Github user mengxr commented on a diff in the pull request:

    https://github.com/apache/spark/pull/2819#discussion_r19454181
  
    --- Diff: python/pyspark/mllib/feature.py ---
    @@ -18,59 +18,348 @@
     """
     Python package for feature in MLlib.
     """
    +import sys
    +import warnings
    +
    +import py4j.protocol
    +from py4j.protocol import Py4JJavaError
    +from py4j.java_gateway import JavaObject
    +
    +from pyspark import RDD, SparkContext
     from pyspark.serializers import PickleSerializer, AutoBatchedSerializer
    -from pyspark.mllib.linalg import _convert_to_vector, _to_java_object_rdd
    +from pyspark.mllib.linalg import Vectors, _to_java_object_rdd
    +
    +__all__ = ['Normalizer', 'StandardScalerModel', 'StandardScaler',
    +           'HashTF', 'IDFModel', 'IDF',
    +           'Word2Vec', 'Word2VecModel']
    +
    +
    +# Hack for support float('inf') in Py4j
    +old_smart_decode = py4j.protocol.smart_decode
    +
    +float_str_mapping = {
    +    u'nan': u'NaN',
    +    u'inf': u'Infinity',
    +    u'-inf': u'-Infinity',
    +}
    +
    +
    +def new_smart_decode(obj):
    +    if isinstance(obj, float):
    +        s = unicode(obj)
    +        return float_str_mapping.get(s, s)
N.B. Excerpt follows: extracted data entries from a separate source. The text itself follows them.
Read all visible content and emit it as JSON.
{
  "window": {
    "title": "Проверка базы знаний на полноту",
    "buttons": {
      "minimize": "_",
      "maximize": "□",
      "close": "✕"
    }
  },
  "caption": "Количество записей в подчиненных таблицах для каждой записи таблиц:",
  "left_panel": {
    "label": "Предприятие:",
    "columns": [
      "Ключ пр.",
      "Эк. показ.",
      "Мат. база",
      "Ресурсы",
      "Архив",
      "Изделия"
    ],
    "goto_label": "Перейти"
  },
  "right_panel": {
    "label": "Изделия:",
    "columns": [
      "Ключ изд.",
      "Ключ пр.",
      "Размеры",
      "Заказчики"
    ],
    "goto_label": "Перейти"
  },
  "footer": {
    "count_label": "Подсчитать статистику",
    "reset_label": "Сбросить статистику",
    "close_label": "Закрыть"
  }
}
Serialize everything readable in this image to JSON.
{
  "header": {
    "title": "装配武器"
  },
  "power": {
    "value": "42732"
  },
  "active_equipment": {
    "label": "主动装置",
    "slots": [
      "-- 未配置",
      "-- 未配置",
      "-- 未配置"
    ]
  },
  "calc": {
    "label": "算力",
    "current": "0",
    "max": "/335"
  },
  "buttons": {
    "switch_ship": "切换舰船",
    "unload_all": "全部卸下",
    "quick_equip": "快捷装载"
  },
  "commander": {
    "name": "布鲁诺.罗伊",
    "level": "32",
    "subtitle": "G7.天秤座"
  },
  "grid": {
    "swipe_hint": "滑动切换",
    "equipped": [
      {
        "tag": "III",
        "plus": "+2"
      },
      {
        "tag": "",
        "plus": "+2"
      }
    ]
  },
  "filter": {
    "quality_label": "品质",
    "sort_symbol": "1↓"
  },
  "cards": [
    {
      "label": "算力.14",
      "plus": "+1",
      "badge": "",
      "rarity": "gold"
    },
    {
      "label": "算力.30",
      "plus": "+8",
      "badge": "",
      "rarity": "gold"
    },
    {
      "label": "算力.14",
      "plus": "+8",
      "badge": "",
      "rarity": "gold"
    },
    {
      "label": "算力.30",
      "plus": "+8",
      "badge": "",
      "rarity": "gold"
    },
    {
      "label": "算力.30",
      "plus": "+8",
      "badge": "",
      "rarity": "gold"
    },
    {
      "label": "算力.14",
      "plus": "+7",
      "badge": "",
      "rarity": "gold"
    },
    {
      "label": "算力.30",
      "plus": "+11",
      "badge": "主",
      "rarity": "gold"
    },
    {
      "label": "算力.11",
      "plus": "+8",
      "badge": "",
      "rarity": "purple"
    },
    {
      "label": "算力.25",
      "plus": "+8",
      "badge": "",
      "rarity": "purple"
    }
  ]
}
    +    return old_smart_decode(obj)
    +
    +py4j.protocol.smart_decode = new_smart_decode
    +
    +
    +# TODO: move these helper functions into utils
    +_picklable_classes = [
    +    'LinkedList',
    +    'SparseVector',
    +    'DenseVector',
    +    'DenseMatrix',
    +    'Rating',
    +    'LabeledPoint',
    +]
    +
    +
    +def _py2java(sc, a):
    +    """ Convert Python object into Java """
    +    if isinstance(a, RDD):
    +        a = _to_java_object_rdd(a)
    +    elif not isinstance(a, (int, long, float, bool, basestring)):
    +        bytes = bytearray(PickleSerializer().dumps(a))
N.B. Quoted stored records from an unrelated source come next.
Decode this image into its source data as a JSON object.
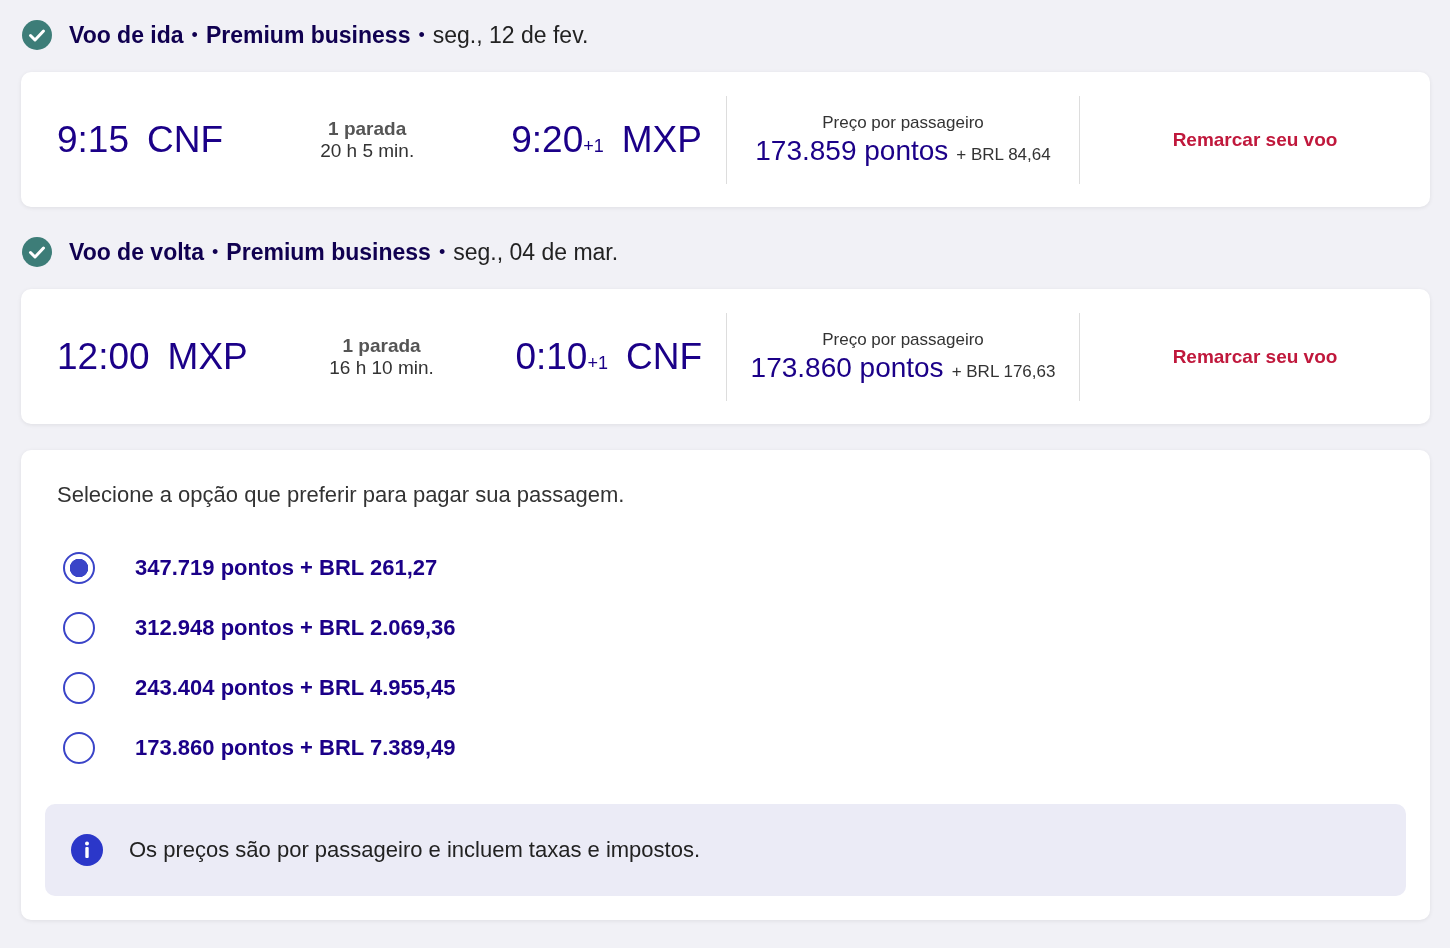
{
  "legs": [
    {
      "confirmed": true,
      "title": "Voo de ida",
      "separator_1": "•",
      "cabin": "Premium business",
      "separator_2": "•",
      "date": "seg., 12 de fev.",
      "departure_time": "9:15",
      "departure_airport": "CNF",
      "stops": "1 parada",
      "duration": "20 h 5 min.",
      "arrival_time": "9:20",
      "day_offset": "+1",
      "arrival_airport": "MXP",
      "price_label": "Preço por passageiro",
      "price_points": "173.859 pontos",
      "price_cash": "+ BRL 84,64",
      "action": "Remarcar seu voo"
    },
    {
      "confirmed": true,
      "title": "Voo de volta",
      "separator_1": "•",
      "cabin": "Premium business",
      "separator_2": "•",
      "date": "seg., 04 de mar.",
      "departure_time": "12:00",
      "departure_airport": "MXP",
      "stops": "1 parada",
      "duration": "16 h 10 min.",
      "arrival_time": "0:10",
      "day_offset": "+1",
      "arrival_airport": "CNF",
      "price_label": "Preço por passageiro",
      "price_points": "173.860 pontos",
      "price_cash": "+ BRL 176,63",
      "action": "Remarcar seu voo"
    }
  ],
  "payment": {
    "prompt": "Selecione a opção que preferir para pagar sua passagem.",
    "options": [
      {
        "label": "347.719 pontos + BRL 261,27",
        "selected": true
      },
      {
        "label": "312.948 pontos + BRL 2.069,36",
        "selected": false
      },
      {
        "label": "243.404 pontos + BRL 4.955,45",
        "selected": false
      },
      {
        "label": "173.860 pontos + BRL 7.389,49",
        "selected": false
      }
    ],
    "notice": "Os preços são por passageiro e incluem taxas e impostos."
  }
}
    +        a = sc._jvm.SerDe.loads(bytes)
    +    return a
    +
    +
    +def _java2py(sc, r):
    +    if isinstance(r, JavaObject):
    +        clsName = r.getClass().getSimpleName()
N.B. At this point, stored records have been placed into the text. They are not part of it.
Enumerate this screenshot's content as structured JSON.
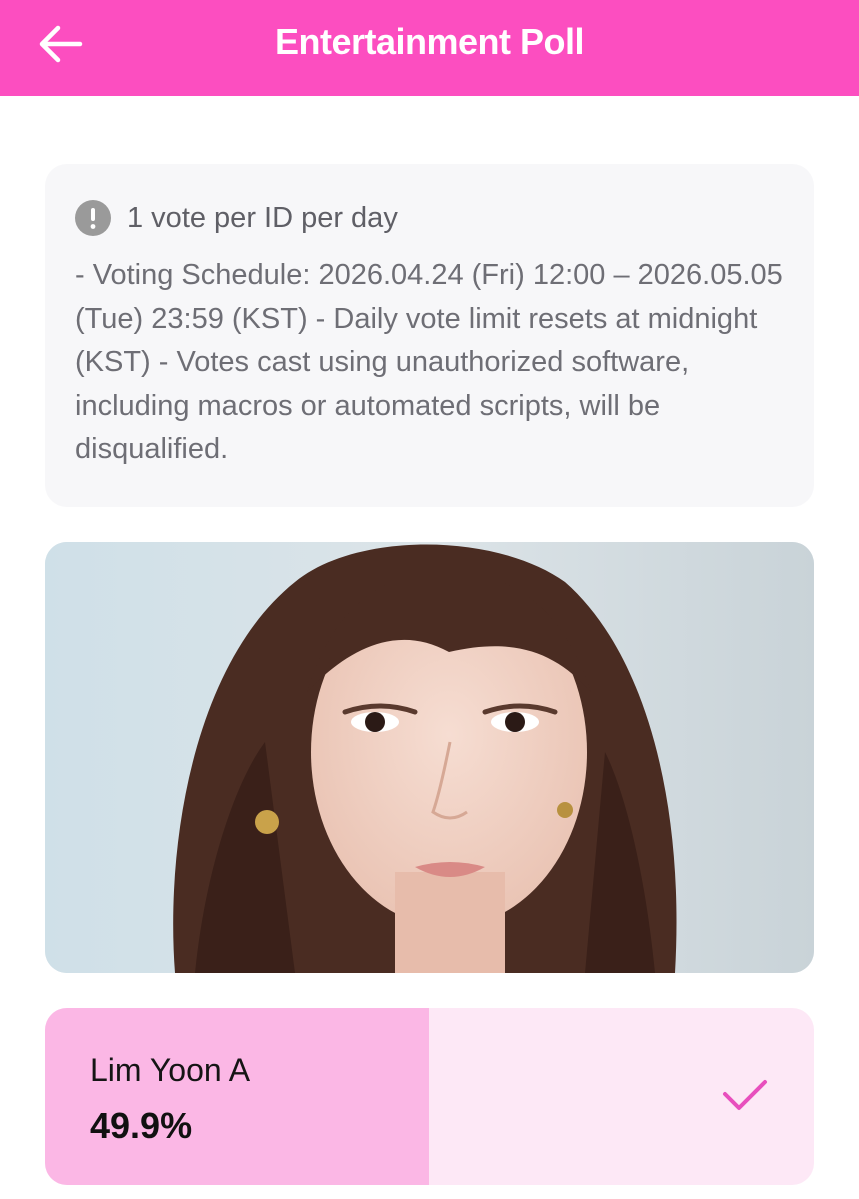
{
  "header": {
    "title": "Entertainment Poll",
    "back_icon": "arrow-left-icon",
    "bg_color": "#fc4ec0"
  },
  "notice": {
    "icon": "alert-circle-icon",
    "title": "1 vote per ID per day",
    "body": "- Voting Schedule: 2026.04.24 (Fri) 12:00 – 2026.05.05 (Tue) 23:59 (KST) - Daily vote limit resets at midnight (KST) - Votes cast using unauthorized software, including macros or automated scripts, will be disqualified."
  },
  "candidate": {
    "name": "Lim Yoon A",
    "percent_label": "49.9%",
    "percent_value": 49.9,
    "selected": true,
    "check_icon": "checkmark-icon",
    "fill_color": "#fbb7e5",
    "track_color": "#fde8f6",
    "accent_color": "#e84fbd"
  }
}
    +        if clsName in ("RDD", "JavaRDD"):
    +            if clsName == "RDD":
    +                r = r.toJavaRDD()
    +            jrdd = sc._jvm.SerDe.javaToPython(r)
    +            return RDD(jrdd, sc, AutoBatchedSerializer(PickleSerializer()))
     
    -__all__ = ['Word2Vec', 'Word2VecModel']
    +        elif clsName in _picklable_classes:
    +            r = sc._jvm.SerDe.dumps(r)
     
    +    if isinstance(r, bytearray):
    +        r = PickleSerializer().loads(str(r))
    +    return r
     
    -class Word2VecModel(object):
    +
    +def _callJavaFunc(sc, func, *args):
    +    """ Call Java Function
         """
    -    class for Word2Vec model
    +    args = [_py2java(sc, a) for a in args]
    +    return _java2py(sc, func(*args))
    +
    +
    +def _callAPI(sc, name, *args):
    +    """ Call API in PythonMLLibAPI
         """
    -    def __init__(self, sc, java_model):
    +    api = getattr(sc._jvm.PythonMLLibAPI(), name)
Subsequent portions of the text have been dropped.